Уговорила Макрида председателя, получила разрешение на «коммуну», и жизнь в обители потекла по старому размеренному руслу. Службы справляли, подаяния получали, на украшение храмов собирали зерном и деньгами. Посевы сократили, скота убавили и работой сестры себя не утруждали. Елизавета стала заместителем Макриды, которая в исполкомовских бумагах именовалась председателем коммуны. Хитростью Елизавета превосходила игуменью, грамотностью тоже: ведь окончила женскую прогимназию.

Ненастным осенним вечером Макрида в своей келье грела старые кости, повернувшись спиной к печке-голландке, где сухие березовые дрова переплавлялись на золото углей. Елизавета примостилась на низенькой скамеечке напротив игуменьи.

— Чего молчишь? По глазам вижу, что какую-то сплетню подцепила. Выкладывай уж!

— Нет у меня, матушка, никакой сплетни, а вот на сердце тоска и тревога. Чует мое сердце, что недолго нам председательствовать. Николушку-дурачка и его компанию турнули из Совдепа, их место заняли коммунисты-большевики. Доберутся они до нас как бот свят. Надо подумать о спасении своем и о наших сестрах. Ты ценности обительские куда схоронила?
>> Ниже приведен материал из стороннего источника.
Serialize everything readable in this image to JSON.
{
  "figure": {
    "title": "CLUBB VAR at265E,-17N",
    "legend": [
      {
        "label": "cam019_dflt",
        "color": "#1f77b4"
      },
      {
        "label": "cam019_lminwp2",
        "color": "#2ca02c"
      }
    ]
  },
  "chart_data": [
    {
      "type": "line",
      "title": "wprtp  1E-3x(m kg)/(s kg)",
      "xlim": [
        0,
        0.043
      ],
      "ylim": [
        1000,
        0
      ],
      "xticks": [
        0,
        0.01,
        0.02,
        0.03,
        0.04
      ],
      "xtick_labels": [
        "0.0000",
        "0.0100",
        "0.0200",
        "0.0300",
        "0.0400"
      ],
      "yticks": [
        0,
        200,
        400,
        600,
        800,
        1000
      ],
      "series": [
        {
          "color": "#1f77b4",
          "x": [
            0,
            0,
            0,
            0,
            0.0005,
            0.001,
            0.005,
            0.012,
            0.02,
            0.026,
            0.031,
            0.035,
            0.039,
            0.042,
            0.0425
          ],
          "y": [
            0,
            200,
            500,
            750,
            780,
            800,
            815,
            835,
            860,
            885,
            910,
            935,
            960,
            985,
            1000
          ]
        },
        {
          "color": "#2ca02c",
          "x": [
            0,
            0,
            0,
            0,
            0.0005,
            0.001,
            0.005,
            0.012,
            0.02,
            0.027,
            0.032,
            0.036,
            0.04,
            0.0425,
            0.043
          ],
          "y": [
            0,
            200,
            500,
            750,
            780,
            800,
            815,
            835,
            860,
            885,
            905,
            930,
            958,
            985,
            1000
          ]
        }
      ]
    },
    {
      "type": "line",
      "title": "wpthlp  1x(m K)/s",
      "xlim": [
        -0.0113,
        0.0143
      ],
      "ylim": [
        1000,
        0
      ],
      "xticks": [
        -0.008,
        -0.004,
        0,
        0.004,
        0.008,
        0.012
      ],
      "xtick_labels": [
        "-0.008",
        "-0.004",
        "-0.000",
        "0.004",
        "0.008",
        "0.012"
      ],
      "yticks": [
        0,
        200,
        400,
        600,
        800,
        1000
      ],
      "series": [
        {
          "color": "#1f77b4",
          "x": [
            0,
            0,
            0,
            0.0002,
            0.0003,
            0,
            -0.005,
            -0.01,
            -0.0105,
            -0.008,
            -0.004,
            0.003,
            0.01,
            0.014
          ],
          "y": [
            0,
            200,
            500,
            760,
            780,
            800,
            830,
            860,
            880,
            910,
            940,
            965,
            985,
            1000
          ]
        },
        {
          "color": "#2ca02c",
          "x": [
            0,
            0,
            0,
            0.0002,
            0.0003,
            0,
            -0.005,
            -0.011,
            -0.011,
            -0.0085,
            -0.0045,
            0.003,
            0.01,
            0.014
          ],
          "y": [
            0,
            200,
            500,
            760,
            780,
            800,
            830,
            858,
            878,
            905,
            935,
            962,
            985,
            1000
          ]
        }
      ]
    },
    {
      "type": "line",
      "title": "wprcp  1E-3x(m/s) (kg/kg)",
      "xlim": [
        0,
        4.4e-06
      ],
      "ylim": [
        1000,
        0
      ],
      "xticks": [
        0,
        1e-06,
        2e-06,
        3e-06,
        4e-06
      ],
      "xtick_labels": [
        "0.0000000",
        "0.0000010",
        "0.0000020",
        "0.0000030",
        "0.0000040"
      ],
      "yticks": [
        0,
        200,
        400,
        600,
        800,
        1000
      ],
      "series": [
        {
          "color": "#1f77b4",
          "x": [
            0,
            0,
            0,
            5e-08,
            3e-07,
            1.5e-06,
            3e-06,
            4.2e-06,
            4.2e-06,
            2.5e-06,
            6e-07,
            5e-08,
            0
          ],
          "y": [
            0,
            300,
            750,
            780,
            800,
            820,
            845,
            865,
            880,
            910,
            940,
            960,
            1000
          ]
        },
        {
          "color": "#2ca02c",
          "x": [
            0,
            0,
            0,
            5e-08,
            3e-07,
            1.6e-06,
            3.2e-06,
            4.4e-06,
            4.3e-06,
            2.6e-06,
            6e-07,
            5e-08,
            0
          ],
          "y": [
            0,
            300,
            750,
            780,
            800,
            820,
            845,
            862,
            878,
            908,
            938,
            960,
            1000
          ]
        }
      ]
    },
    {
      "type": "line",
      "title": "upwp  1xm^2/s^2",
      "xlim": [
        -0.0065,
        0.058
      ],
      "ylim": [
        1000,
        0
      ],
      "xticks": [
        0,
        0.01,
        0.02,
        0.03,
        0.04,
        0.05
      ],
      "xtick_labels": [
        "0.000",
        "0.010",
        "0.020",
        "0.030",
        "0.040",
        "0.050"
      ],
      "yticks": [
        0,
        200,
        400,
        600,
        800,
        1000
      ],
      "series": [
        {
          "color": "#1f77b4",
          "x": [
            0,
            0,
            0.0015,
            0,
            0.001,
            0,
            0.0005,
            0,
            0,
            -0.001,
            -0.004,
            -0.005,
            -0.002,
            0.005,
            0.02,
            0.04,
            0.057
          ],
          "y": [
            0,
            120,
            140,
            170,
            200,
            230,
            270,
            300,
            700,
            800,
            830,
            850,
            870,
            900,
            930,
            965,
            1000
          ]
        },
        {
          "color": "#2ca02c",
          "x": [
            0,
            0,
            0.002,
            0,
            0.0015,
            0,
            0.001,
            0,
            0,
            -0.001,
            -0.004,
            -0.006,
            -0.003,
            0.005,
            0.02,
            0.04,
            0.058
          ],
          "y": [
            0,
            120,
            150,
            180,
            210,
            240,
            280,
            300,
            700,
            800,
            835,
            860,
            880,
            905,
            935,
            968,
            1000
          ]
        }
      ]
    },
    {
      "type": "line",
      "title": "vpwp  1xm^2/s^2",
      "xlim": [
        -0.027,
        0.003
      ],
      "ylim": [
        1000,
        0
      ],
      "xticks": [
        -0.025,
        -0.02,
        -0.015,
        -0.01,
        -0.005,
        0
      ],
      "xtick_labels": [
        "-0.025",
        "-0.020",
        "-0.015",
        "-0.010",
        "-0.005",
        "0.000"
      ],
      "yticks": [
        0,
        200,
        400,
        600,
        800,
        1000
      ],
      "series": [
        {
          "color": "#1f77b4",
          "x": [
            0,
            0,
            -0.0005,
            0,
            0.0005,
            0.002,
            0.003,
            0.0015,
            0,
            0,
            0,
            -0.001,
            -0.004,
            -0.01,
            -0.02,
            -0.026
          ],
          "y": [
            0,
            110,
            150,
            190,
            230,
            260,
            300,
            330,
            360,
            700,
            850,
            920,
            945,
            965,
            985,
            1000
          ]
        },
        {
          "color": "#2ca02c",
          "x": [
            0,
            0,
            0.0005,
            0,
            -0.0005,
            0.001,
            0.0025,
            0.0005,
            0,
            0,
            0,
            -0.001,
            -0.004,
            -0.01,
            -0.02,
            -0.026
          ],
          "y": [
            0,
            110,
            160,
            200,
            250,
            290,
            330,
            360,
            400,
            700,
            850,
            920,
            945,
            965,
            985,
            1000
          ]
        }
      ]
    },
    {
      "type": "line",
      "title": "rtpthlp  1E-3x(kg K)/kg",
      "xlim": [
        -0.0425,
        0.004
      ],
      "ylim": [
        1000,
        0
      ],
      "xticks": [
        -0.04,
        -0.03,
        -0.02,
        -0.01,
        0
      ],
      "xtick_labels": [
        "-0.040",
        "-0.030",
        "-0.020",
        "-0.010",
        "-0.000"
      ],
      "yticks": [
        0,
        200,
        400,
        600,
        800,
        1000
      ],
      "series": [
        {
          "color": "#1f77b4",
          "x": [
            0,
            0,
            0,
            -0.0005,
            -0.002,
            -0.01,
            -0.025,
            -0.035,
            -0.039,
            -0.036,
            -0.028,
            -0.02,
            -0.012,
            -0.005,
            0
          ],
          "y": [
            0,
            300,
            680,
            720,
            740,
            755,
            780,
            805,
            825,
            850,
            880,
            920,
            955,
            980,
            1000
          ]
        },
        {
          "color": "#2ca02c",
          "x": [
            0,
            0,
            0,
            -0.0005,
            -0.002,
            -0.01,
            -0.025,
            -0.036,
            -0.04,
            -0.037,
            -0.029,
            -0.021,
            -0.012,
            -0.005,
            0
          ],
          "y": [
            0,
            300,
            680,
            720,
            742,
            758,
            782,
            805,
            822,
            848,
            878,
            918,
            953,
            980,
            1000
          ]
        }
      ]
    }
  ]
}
— Никто их не найдет, Елизаветушка. Бог даст власть сменится, и все окажется на своем месте.

— А если, не дай бог, что с тобой случится?

— На все воля божья. Боюсь я тебя, уж больно ты хитра, обманешь старую. А то бы все тебе открыла.

Вода камень точит. Лизаветины льстивые речи переточили скрытность и осторожность игуменьи: открыла она тайну захоронения монастырских ценностей. Наутро Макрида предстала перед всевышним. Власть перешла к Елизавете.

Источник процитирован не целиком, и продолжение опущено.